Your first sentence isn't clear. What do you mean by "My son gave a 20 year old who beat up a kid for his sneakers?" Did your son know the 20 year old and had some kind of interaction with him, or was he just a witness to the fight?
When someone is charged with a conspiracy to commit a certain crime, he faces the same potential penalties as the person who actually committed the robbery. In this case, assuming that there were no weapons involved in the incident and no serious injuries, this would likely be charged as a robbery in the second degree, which is a violent crime and which has a minimum of 5 years and a maximum of 10 years of prison. With major crimes of violence, the law doesn't care all that much that it's not a first offense. Maybe the DA wouldn't offer a first offender the maximum on a plea, as that would be unduly harsh, but he would likely find some prison appropriate.
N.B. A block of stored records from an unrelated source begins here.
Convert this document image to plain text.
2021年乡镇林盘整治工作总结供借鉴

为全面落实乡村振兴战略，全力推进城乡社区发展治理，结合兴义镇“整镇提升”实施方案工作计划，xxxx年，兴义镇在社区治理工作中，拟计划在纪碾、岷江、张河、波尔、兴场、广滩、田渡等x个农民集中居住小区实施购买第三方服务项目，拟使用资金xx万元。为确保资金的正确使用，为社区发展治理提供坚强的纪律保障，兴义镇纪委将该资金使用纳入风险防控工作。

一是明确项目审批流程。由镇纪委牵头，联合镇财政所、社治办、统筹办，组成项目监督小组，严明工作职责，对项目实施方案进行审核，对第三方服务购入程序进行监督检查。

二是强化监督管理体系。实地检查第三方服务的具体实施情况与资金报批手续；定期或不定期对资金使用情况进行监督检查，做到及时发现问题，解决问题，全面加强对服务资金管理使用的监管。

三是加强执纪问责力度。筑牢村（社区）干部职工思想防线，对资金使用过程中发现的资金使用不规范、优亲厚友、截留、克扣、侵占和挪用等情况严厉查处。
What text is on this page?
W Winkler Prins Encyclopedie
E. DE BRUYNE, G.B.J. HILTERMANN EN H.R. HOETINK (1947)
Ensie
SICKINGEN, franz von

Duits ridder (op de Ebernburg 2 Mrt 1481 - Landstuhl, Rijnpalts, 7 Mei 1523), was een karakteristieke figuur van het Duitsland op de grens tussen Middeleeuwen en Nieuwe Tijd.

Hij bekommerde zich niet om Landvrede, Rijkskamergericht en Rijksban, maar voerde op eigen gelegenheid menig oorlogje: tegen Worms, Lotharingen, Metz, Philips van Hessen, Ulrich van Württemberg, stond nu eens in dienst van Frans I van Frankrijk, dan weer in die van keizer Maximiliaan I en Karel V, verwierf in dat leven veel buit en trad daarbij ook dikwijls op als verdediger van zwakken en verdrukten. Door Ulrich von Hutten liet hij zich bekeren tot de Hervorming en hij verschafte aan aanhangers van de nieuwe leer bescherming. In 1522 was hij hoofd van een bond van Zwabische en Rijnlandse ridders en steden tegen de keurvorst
That said, if the judge only set $10,000 bail on a violent felony offense, then, in my experience, that's an indication that the state's evidence against your son may not be all that strong. If your son was merely an eye witness, then this may a case he should fight. He shouldn't have to settle for probation, even if the prosecutor offered that to him on a reduced charge. An experienced lawyer should be able to make a compelling case that your son was just an innocent bystander, and your son can choose to take the stand on his own behalf and point to his very real accomplishments, which he would have no need to jeopardize in order to help someone else obtain a pair of sneakers.